Memleketimizin insanının en önemli problemlerinden biri
pratik problemidir. Teoriye bakıldığında her şey müthiş, muazzam. Düşünce o
biçim, konuşma o biçim fakat sahaya çıkınca her şeyin konuşulduğu gibi
olmadığını görürüz. Tıpkı sahaya çok gol atma parolasıyla çıkıp çok gol yiyen
takımlar gibiyiz. Bu eksikliği sosyolojide görebilirken değer ve inançta
görmemek mümkün mü?
Neden eksiklik diyoruz? Çünkü insan hata yapabilen,
kusurlu, hatalı, eksik bir varlıktır. Her şeyden müstağni, münezzeh olan sadece
Rabbil alemindir. Hani deniliyor ya kimse sütten çıkmış ak kaşık değil. Madem
kusurumuz eksikliğimiz var bunu fark edip eksikliğimizi gidermeliyiz.
‘’Biz fark edememişiz’’ sözcüğü çok yakın zamanda çok
samimi karşılanmamakta. Neden? Çünkü her şeyin geliştiği bu dönemde arabanın
tekerleği patlasa bile araba gereken uyarıyı verebiliyorsa bir dolap, bir
televizyon, bilgisayar bozulduğunda fark edilebiliyorsa insan kendi eksiklerini
nasıl fark edemez?Tartışılır.
Hâlbuki insanı en iyi uyaran onun kendi organizmasıdır.
Organizma kadar insanı uyaran dengelemeye çalışan başka bir şey yoktur. Bu
konuda inancımız ‘’Din vicdandır.’’ demiştir. Bu bakış açısı aynı zamanda
karakter analizinin ipuçlarını vermektedir.
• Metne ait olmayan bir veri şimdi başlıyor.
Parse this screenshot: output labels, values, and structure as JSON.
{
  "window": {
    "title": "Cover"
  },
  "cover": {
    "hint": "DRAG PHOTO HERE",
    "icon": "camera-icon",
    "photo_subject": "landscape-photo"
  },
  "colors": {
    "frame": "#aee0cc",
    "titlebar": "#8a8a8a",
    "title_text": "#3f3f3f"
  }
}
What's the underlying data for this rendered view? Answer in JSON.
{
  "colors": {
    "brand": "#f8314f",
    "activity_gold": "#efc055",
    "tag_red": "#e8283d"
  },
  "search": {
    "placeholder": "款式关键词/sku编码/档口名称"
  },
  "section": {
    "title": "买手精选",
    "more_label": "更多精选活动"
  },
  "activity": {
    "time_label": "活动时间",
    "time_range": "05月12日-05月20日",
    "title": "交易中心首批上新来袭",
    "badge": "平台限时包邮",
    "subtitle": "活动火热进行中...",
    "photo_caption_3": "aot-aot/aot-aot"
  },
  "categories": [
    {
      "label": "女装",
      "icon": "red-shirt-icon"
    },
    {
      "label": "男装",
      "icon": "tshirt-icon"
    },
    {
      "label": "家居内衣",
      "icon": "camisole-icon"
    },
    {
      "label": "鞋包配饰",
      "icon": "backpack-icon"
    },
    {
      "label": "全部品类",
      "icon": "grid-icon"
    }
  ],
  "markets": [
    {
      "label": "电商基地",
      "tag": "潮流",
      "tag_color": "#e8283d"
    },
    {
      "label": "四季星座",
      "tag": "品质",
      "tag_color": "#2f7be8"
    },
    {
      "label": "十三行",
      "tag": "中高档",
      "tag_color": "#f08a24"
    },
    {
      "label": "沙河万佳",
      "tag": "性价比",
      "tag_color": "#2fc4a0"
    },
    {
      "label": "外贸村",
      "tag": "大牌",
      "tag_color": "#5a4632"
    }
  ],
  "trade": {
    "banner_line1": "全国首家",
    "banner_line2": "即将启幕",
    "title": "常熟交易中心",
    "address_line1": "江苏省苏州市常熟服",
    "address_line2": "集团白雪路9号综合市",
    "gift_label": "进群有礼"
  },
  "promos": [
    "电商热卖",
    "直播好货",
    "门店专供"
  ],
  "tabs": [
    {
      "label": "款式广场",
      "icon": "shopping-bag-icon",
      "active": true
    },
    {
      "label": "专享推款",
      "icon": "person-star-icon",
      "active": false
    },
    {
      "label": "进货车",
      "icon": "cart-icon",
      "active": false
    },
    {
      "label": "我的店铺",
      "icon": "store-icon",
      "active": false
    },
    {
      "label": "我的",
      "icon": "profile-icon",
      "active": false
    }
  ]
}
Biraz geniş düşünürsek bizi yoktan
var eden, rızık veren sonsuz kudretin uyarıcılarını dikkate almayıp rahat
davranabilirken evden aranıp misafir var bak şunları almayı unutmayasın ha
denildiğinde sonucu düşünerek sen merak etme tamam ha diyebiliyoruz. Sonrasında
gelen cümleye bakıldığında mesele biraz daha iyi anlaşılmakta. ’’Bak bizi rezil etme.’’
Bizler ev noktasında iş noktasında mahcup olmayı
düşünemezken gelen uyarıları dikkate almayıp ebedi bir hayat noktasında nasıl
mahcup olmayı göze alabiliyoruz akıl karı değil. Teorisi iyi pratiği iyi
olmayan bir toplumun bireyleri olarak kendimizi gözden geçirip ebedi saadetin
adımlarını atmalıyız. Biraz daha hassasiyet biraz daha gayret…
Daha önceleri insanlar yemediğini, içmediğini,
giymediğini bir fakire verebilirken bugün insanlar çöpe atmayı daha sağlıklı
bulabiliyor. Bu zaruretlerin bir insanın idamesini kolaylaştırdığını düşünmeyen
insanlar, sevaplarını çöpe atarak kendini mahcup hale getirebiliyor. Bu
psikolojiyle hareket eden insanların davranış boyutlarına baktığımızda hayatın
çoğu evresinde sıkıntı yaşadığı gibi sıkıntı yaşatabiliyor.
Bütün bu verilerden yola çıkarsak toplumda ince
düşünememe, değer, ahlak probleminin olduğunu ya da yanlışlarda ısrar etme,
yanlışlara mantıklı bir cevap verme hastalığının olduğunu söyleyebiliriz.
Konuyu biraz eğitimle ilişkilendirirsek çocuk ders çalışmaz ortaya konulan
teşhis şu olur: Çocuk plan ve strateji bilmiyor. Ya da çocuk nasıl matematik
çözeceğini bilmiyor. Tamam, burayı anladık, çocuğa on defa okul kapısının
önünde sigara içme denildiğinde çocuk aynı hareketleri yapıyorsa nasıl izah
edeceğiz. Bu sözün anlaşılmayan bir tarafı var mı?
Bu öğrenci plan da strateji de matematik de öğrenebilir
fakat laf dinlemiyorsa ahlaki değerlerden yoksun ise bir anlamı var mı?
Üniversitedeki bir bayan öğrenci yaşlı hocasının yanında ayak ayaküstüne atıp
hocasını dinlemeye çalışıyorsa bilge de olsa bir anlam ifade eder mi? Bu yüzden
diyoruz ki yanlışlarda ısrarcı olmayalım, lütfen ahlaki değerlerimizi, en
önemlisi rıza-i ilahiyi unutmayalım.